Her sister Mary married scientist Adolph C. Miller. Pianist Elizabeth Sprague Coolidge was her first cousin.

== Career ==
Mitchell was the first dean of women at the University of California at Berkeley, where she lectured in the English Department and promoted educational and career opportunities for women students from 1903 to 1912. She was succeeded by her assistant, fellow Radcliffe alumna Lucy Ward Stebbins. In 1916, influenced by the work of John Dewey, Mitchell cofounded the Bureau of Educational Experiments (BEE) in New York City to study and develop optimal learning environments for children. The BEE evolved into the Bank Street College of Education.

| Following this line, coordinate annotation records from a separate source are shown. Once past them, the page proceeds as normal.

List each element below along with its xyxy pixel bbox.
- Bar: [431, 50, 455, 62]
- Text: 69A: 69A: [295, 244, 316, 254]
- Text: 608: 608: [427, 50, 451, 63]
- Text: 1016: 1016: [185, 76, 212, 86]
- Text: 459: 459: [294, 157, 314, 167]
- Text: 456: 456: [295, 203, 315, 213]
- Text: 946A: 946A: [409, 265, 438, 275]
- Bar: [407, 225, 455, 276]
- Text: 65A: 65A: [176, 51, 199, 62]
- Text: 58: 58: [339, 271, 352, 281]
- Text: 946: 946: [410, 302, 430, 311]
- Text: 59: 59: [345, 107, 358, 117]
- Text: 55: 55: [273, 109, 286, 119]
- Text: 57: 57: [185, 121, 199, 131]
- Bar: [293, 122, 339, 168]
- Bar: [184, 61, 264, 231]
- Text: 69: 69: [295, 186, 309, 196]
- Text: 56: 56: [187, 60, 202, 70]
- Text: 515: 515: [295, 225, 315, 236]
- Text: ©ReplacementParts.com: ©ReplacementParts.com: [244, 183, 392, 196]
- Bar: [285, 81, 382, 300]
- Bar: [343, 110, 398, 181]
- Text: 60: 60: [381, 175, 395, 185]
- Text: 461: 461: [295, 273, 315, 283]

Mitchell wrote over twenty books, including North America (1931), Streets: Stories for Children Under Seven (1933), Horses Now and Long Ago (1938), The Here and Now Story Book (1938), See What's in the Grass (1945), Our Children and Our Schools (1950), and Believe and Make Believe (1956). She also wrote a memoir of her marriage, Two Lives: The Story of Wesley Clair Mitchell and Myself (1953).

== Personal life ==
Lucy Sprague married economist Wesley Clair Mitchell in 1912. They raised four children together, including social scientist Arnold Mitchell. W. C. Mitchell died in 1948. Lucy Sprague Mitchell died in 1967, aged 89 years, in Palo Alto, California. Columbia University holds a collection of her papers. Joyce Antler published a book-length biography of Mitchell, Lucy Sprague Mitchell: The Making of a Modern Woman (Yale University Press 1988).